Blondie and MTV go waaaayyyy back
Blondie and MTV go waaaayyyy back
YouTube screengrab

This week, MTV turns 35-years-old. For a network that never likes to admit how old it is, having last acknowledged their age on an “MTV Turns 20” Special a whopping 15-years-ago, the youth-culture driven channel is at least hoping to tap into its past with the brand new channel MTV Classic. Yes, VH1 Classic has been rechristened MTV Classic, a new channel that promises to play whatever treasure from MTV’s storied history it still legally can. While there has been some debate online as to what programming is winding up on the network is truly worthy of being considered truly “Classic,” one inarguably awesome thing the channel did was launching with the same first hour that the original MTV ran with in 1981. By now you’ve undoubtedly heard the story about how The Buggles’ “Video Killed the Radio Star” was the first video played in MTV history, and you might even know Pat Benatar’s “You Better Run” was the second. But, do you know what the first video to be re-ran was? Or who the first MTV News feature was about?

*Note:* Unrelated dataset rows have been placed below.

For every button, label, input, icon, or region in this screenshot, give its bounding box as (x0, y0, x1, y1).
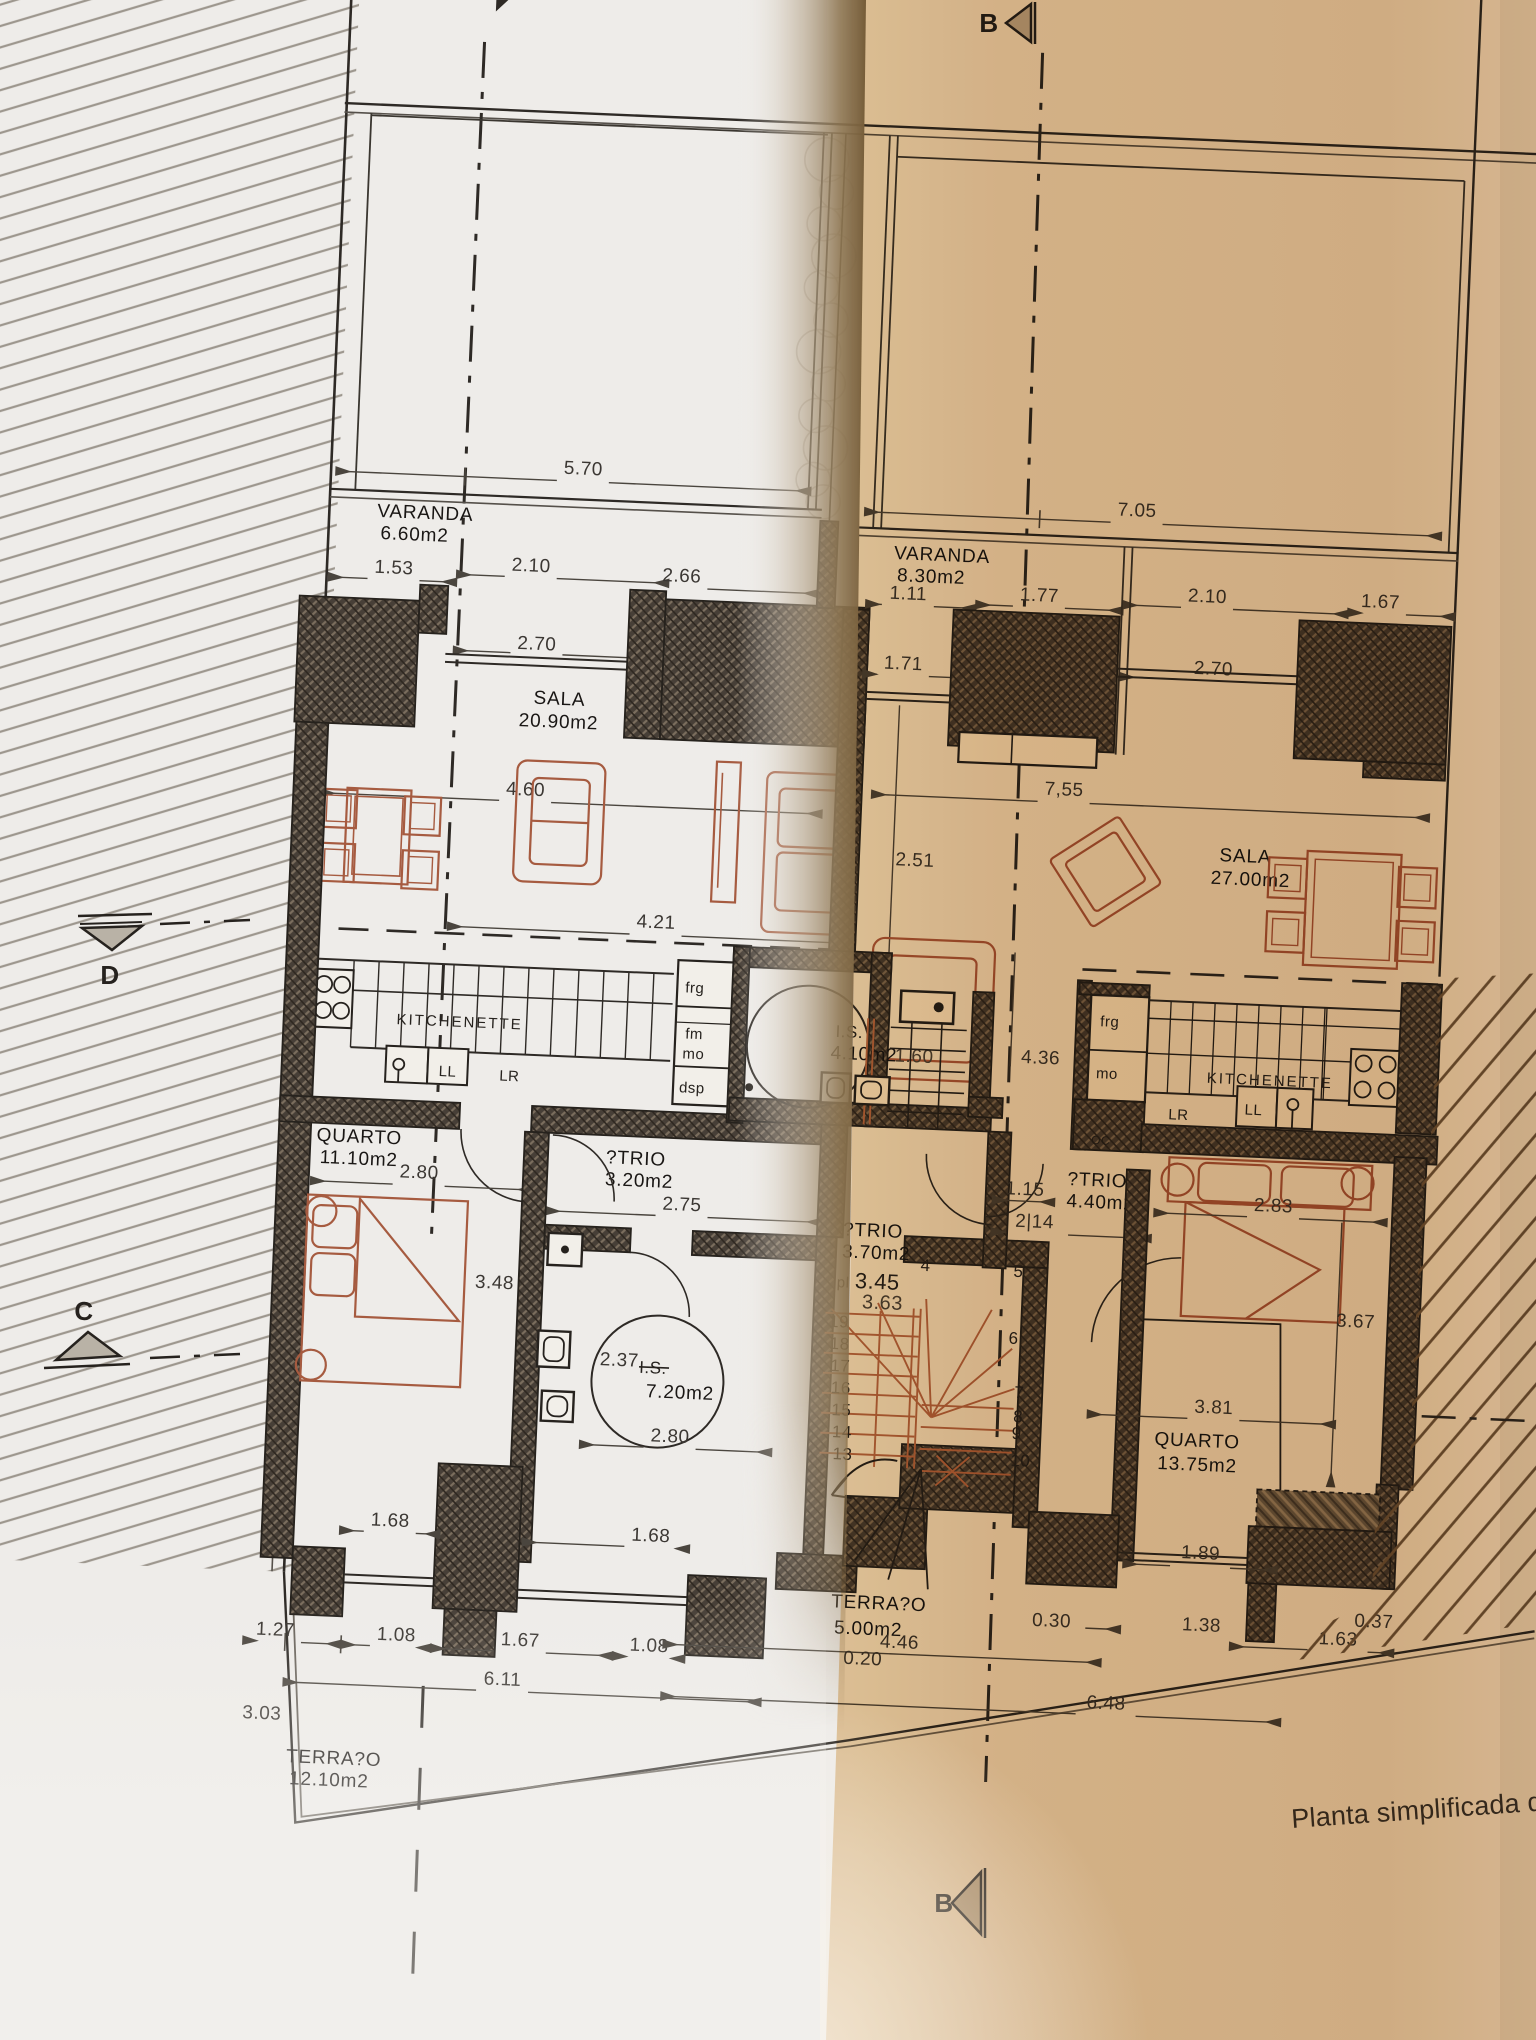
svg-text:fm: fm (685, 1025, 703, 1043)
svg-text:2.10: 2.10 (511, 555, 551, 578)
svg-text:VARANDA: VARANDA (377, 501, 474, 526)
svg-text:?TRIO: ?TRIO (606, 1147, 667, 1171)
svg-text:11.10m2: 11.10m2 (319, 1147, 398, 1171)
svg-text:2.75: 2.75 (662, 1194, 702, 1217)
svg-text:6.60m2: 6.60m2 (380, 523, 449, 547)
svg-text:2.80: 2.80 (399, 1161, 439, 1184)
svg-text:2.66: 2.66 (662, 565, 702, 588)
svg-text:4.21: 4.21 (636, 911, 676, 934)
svg-text:2.80: 2.80 (650, 1425, 690, 1448)
svg-text:1.53: 1.53 (374, 557, 414, 580)
svg-text:LL: LL (438, 1063, 456, 1081)
svg-text:dsp: dsp (679, 1079, 705, 1097)
svg-text:1.68: 1.68 (631, 1525, 671, 1548)
svg-text:SALA: SALA (533, 688, 586, 711)
svg-text:frg: frg (685, 979, 705, 997)
svg-text:D: D (100, 960, 119, 990)
svg-text:5.70: 5.70 (563, 458, 603, 481)
svg-text:LR: LR (499, 1068, 520, 1086)
svg-text:C: C (74, 1296, 93, 1326)
svg-text:mo: mo (682, 1045, 705, 1063)
svg-text:4.60: 4.60 (506, 779, 546, 802)
svg-text:2.37: 2.37 (599, 1349, 639, 1372)
svg-text:1.68: 1.68 (370, 1509, 410, 1532)
svg-text:7.20m2: 7.20m2 (645, 1381, 714, 1405)
svg-text:3.20m2: 3.20m2 (605, 1169, 674, 1193)
svg-text:20.90m2: 20.90m2 (518, 710, 598, 734)
svg-text:QUARTO: QUARTO (316, 1125, 402, 1150)
svg-text:3.48: 3.48 (475, 1272, 515, 1295)
svg-text:2.70: 2.70 (517, 633, 557, 656)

In honor of MTV’s 35th Anniversary, we at the Weekly decided to assembled a few more of MTV’s firsts. Break these babies out next time you’re at bar trivia, and win a round of drinks on us. 

REO Speedwagon Live!
First Major MTV Event

While MTV Premiered on August 1st, its first major event was the following Saturday, August 8, 1981. There was an REO Speedwagon concert, which was promoted heavily on MTV’s launch day, as well as on the week leading up to the event. MTV played 14 REO Speedwagon videos on its first day, including 1973’s “Ridin’ the Storm Out,” which was the single only clip during that first day’s rotation.

The Ramones
First MTV News Feature

The very first bit of music journalism that would become MTV News (“You hear it…{record-scratching sound/riff from Megadeth’s ‘Peace Sells’}…first!) was a feature on The Ramones and the making of/release of the then-new film Rock and Roll High School. For an all-music network one did perhaps have to have some major music stories leading in, and who better than the fathers of American punk to usher in the original MTV aesthetic?

Rockestra - “Lucille”
First Beatle on MTV

Paul McCartney’s Rockestra super-supergroup’s benefit show as part of the Concerts for the People of Kampuchea Cambodia benefit was a landmark once-in-a-lifetime gathering of major rock greats all on the same stage. How fitting an excerpt of the show was aired on the first day of MTV as well. McCartney’s leading the cover of the rock classic “Lucille” connects several generations of rock excellence to MTV’s first day on the air. Historic for many reasons, it’s also interesting that the Concerts for the People of Kampuchea album is the only full-length album from any of the artists played on MTV’s first day to not ever be released on CD.

Blondie - “Rapture”
First Rap Video on MTV

There’s been a lot of debate over the years as to what the first proper instance of “Rapping” was on MTV. Most cite Run-DMC’s 1984 breakout clip “Rock Box” as the first, as they were technically the first rap group to have a video on MTV. Hip-hop purists/trivia buffs cite the 1983 Swatches commercial featuring Fat Boys’ Prince Markie Dee as the first instance of a rapper rapping on the network. However, due to how ahead-of-the-curve the genre-crossing Blondie were, their “Rapture” video was the 48th clip played on MTV’s first day, making it the first rap video to air on the network. The nods to Grandmaster Flash and future Yo! MTV Raps host Fab 5 Freddy does give the clip and aire of credibility as Deborah Harry’s raps weren’t that far removed from where rap was at the time.

The Who - “You Better You Bet”
First Video Repeated on MTV

This classic black-and-white filmed soundstage performance of “You Better You Bet” not only captures the rawness of a mid-period Who, but just has this cool timeless vibe to it. Not only was the video the fourth clip ever played on the network, but it was the first to get an encore showing, airing as the 54th video the network played as well. If you have a copy of the infamous “MTV: The First Four Hours” bootleg, this second airing is the clip it ends on as well.